= Justina Casagli =

Swedish opera singer

Justina Kristina Casagli née Wässelius (4 October 1794 – 1841) was a Swedish opera singer. She was internationally famous and active in Italy and Germany. She was a member of the Royal Swedish Academy of Music.

== Life ==

Justina Casagli was born in Stockholm. She was the daughter of a tapestry manufacturer, and the sister of Jeanette Wässelius. The home was reportedly a poor one.

Following the example of her elder sister, she was enrolled in the Royal Dramatic Training Academy in 1805 under the tutelage of Sofia Lovisa Gråå. As such, she was active as a student in the performances of the student school. She was engaged at the Royal Swedish Opera in 1812-18. She married the Italien ballet dancer Luigi Casagli in 1812 and was thus known as Justina Casagli.

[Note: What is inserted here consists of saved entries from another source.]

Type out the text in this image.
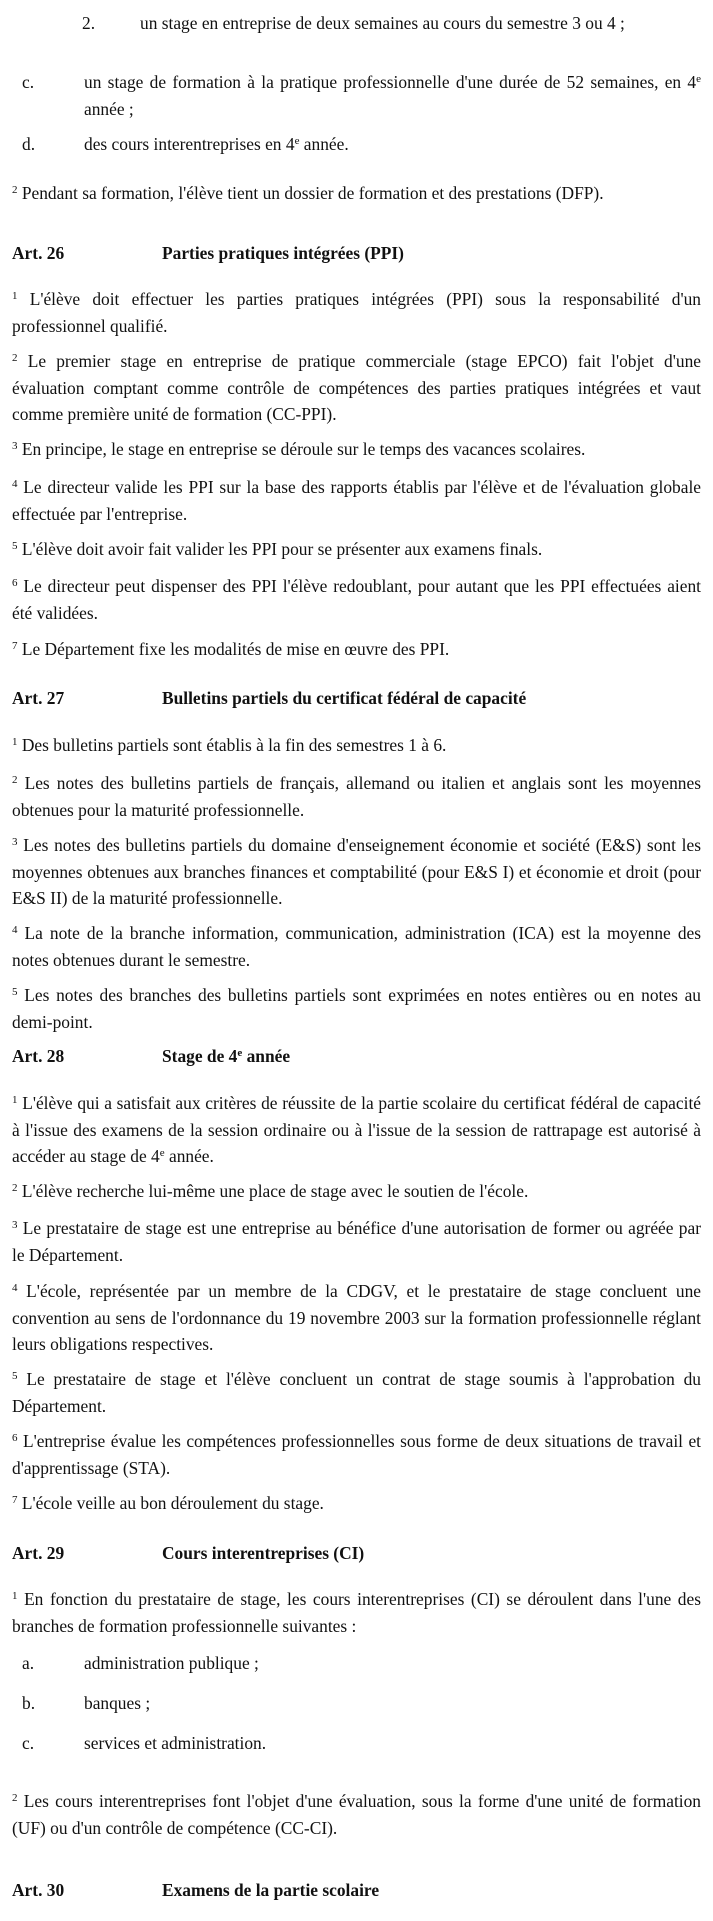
2.	un stage en entreprise de deux semaines au cours du semestre 3 ou 4 ;
c.	un stage de formation à la pratique professionnelle d'une durée de 52 semaines, en 4e année ;
d.	des cours interentreprises en 4e année.
$^2$ Pendant sa formation, l'élève tient un dossier de formation et des prestations (DFP).
Art. 26	Parties pratiques intégrées (PPI)
$^1$ L'élève doit effectuer les parties pratiques intégrées (PPI) sous la responsabilité d'un professionnel qualifié.
$^2$ Le premier stage en entreprise de pratique commerciale (stage EPCO) fait l'objet d'une évaluation comptant comme contrôle de compétences des parties pratiques intégrées et vaut comme première unité de formation (CC-PPI).
$^3$ En principe, le stage en entreprise se déroule sur le temps des vacances scolaires.
$^4$ Le directeur valide les PPI sur la base des rapports établis par l'élève et de l'évaluation globale effectuée par l'entreprise.
$^5$ L'élève doit avoir fait valider les PPI pour se présenter aux examens finals.
$^6$ Le directeur peut dispenser des PPI l'élève redoublant, pour autant que les PPI effectuées aient été validées.
$^7$ Le Département fixe les modalités de mise en œuvre des PPI.
Art. 27	Bulletins partiels du certificat fédéral de capacité
$^1$ Des bulletins partiels sont établis à la fin des semestres 1 à 6.
$^2$ Les notes des bulletins partiels de français, allemand ou italien et anglais sont les moyennes obtenues pour la maturité professionnelle.
$^3$ Les notes des bulletins partiels du domaine d'enseignement économie et société (E&S) sont les moyennes obtenues aux branches finances et comptabilité (pour E&S I) et économie et droit (pour E&S II) de la maturité professionnelle.
$^4$ La note de la branche information, communication, administration (ICA) est la moyenne des notes obtenues durant le semestre.
$^5$ Les notes des branches des bulletins partiels sont exprimées en notes entières ou en notes au demi-point.
Art. 28	Stage de 4e année
$^1$ L'élève qui a satisfait aux critères de réussite de la partie scolaire du certificat fédéral de capacité à l'issue des examens de la session ordinaire ou à l'issue de la session de rattrapage est autorisé à accéder au stage de 4e année.
$^2$ L'élève recherche lui-même une place de stage avec le soutien de l'école.
$^3$ Le prestataire de stage est une entreprise au bénéfice d'une autorisation de former ou agréée par le Département.
$^4$ L'école, représentée par un membre de la CDGV, et le prestataire de stage concluent une convention au sens de l'ordonnance du 19 novembre 2003 sur la formation professionnelle réglant leurs obligations respectives.
$^5$ Le prestataire de stage et l'élève concluent un contrat de stage soumis à l'approbation du Département.
$^6$ L'entreprise évalue les compétences professionnelles sous forme de deux situations de travail et d'apprentissage (STA).
$^7$ L'école veille au bon déroulement du stage.
Art. 29	Cours interentreprises (CI)
$^1$ En fonction du prestataire de stage, les cours interentreprises (CI) se déroulent dans l'une des branches de formation professionnelle suivantes :
a.	administration publique ;
b.	banques ;
c.	services et administration.
$^2$ Les cours interentreprises font l'objet d'une évaluation, sous la forme d'une unité de formation (UF) ou d'un contrôle de compétence (CC-CI).
Art. 30	Examens de la partie scolaire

Justina Casagli was described as a graceful and lively beauty with a flexible voice and flawless dramatic ability. As her sister, the acknowledged prima donna at the time, she was one of the most valued members of the Royal Opera, which is visible in their contract: as her sister, she was given a salary of 1000 riksdaler, another 400 for concerts and the right to six months study trips. Justina Casagli was inducted to the Royal Swedish Academy of Music in 1817, the same year as her sister and Anna Sofia Sevelin, both of them elite singers of the Opera.

In 1818, Casagli left Sweden with her spouse and made her a successful Italian debut in La Cenerentola by Rossini in Turin. She continued to tour Italy successfully the following years, and became the first Swedish opera singer to have made an international career. In 1823, she made her debut in Rossini's La donna del lago in Rome, where her success was so great that she was said to have "made herself immortal". In Lucca in 1827, she made another performance in Cimarosa's Il matrimonio segreto, which attracted fame, before finding permanent employment. She was engaged at the National Theatre Munich in Munich in Germany in 1827-31.

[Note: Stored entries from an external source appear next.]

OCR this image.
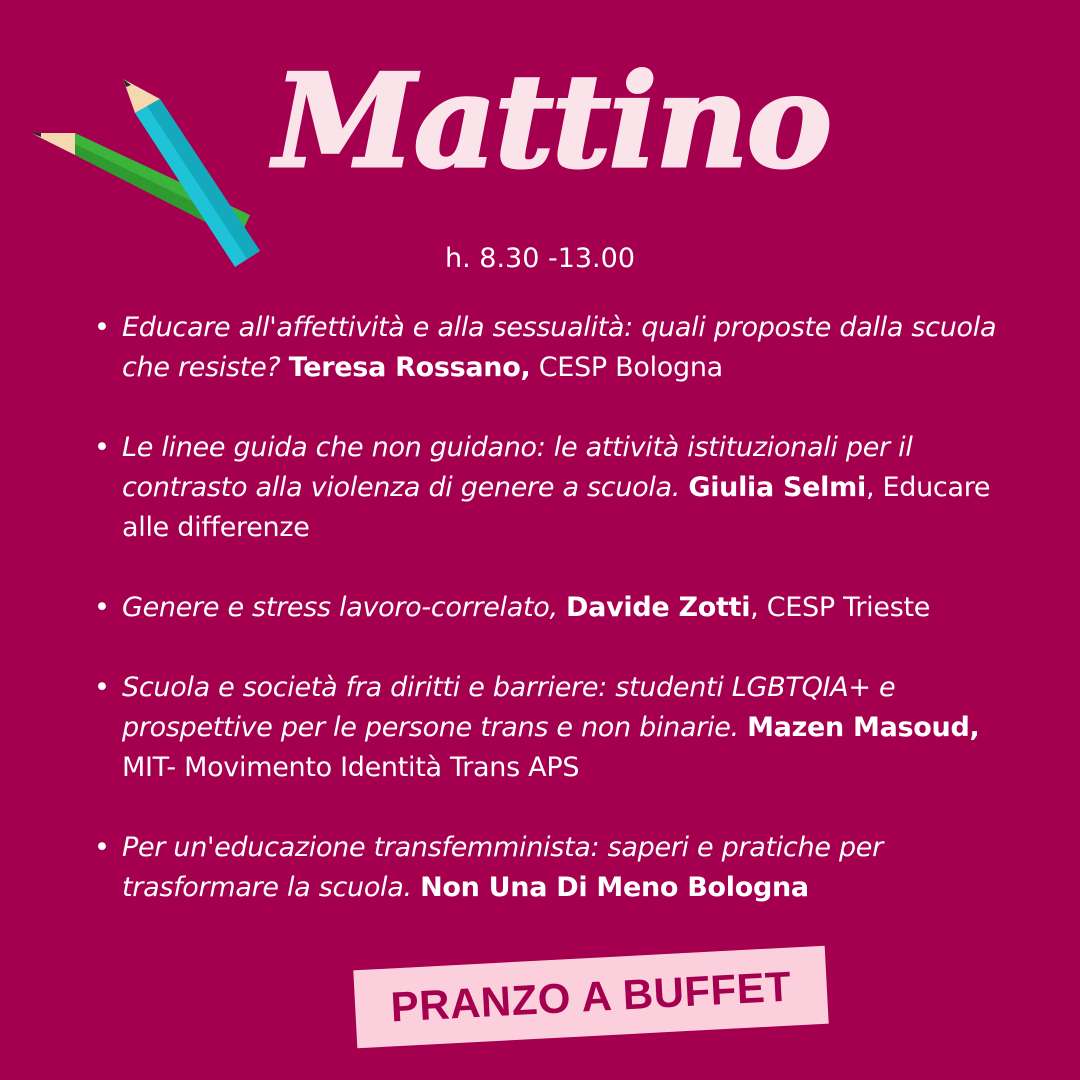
Mattino
h. 8.30 -13.00
• Educare all'affettività e alla sessualità: quali proposte dalla scuola che resiste? Teresa Rossano, CESP Bologna
• Le linee guida che non guidano: le attività istituzionali per il contrasto alla violenza di genere a scuola. Giulia Selmi, Educare alle differenze
• Genere e stress lavoro-correlato, Davide Zotti, CESP Trieste
• Scuola e società fra diritti e barriere: studenti LGBTQIA+ e prospettive per le persone trans e non binarie. Mazen Masoud, MIT- Movimento Identità Trans APS
• Per un'educazione transfemminista: saperi e pratiche per trasformare la scuola. Non Una Di Meno Bologna
PRANZO A BUFFET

In 1831, she was widowed and returned to Sweden, where she sought employment at the Royal Swedish Opera in Stockholm. She was refused a position because there where concerns that her voice had been damaged, and there was also less need for her after her former role there was filled by Henriette Widerberg.

Justina Casagli spent her last years in Parma, where she died. Her last years where marred by financial problems, and she committed suicide by throwing herself out a window during a depression caused by her financial difficulties.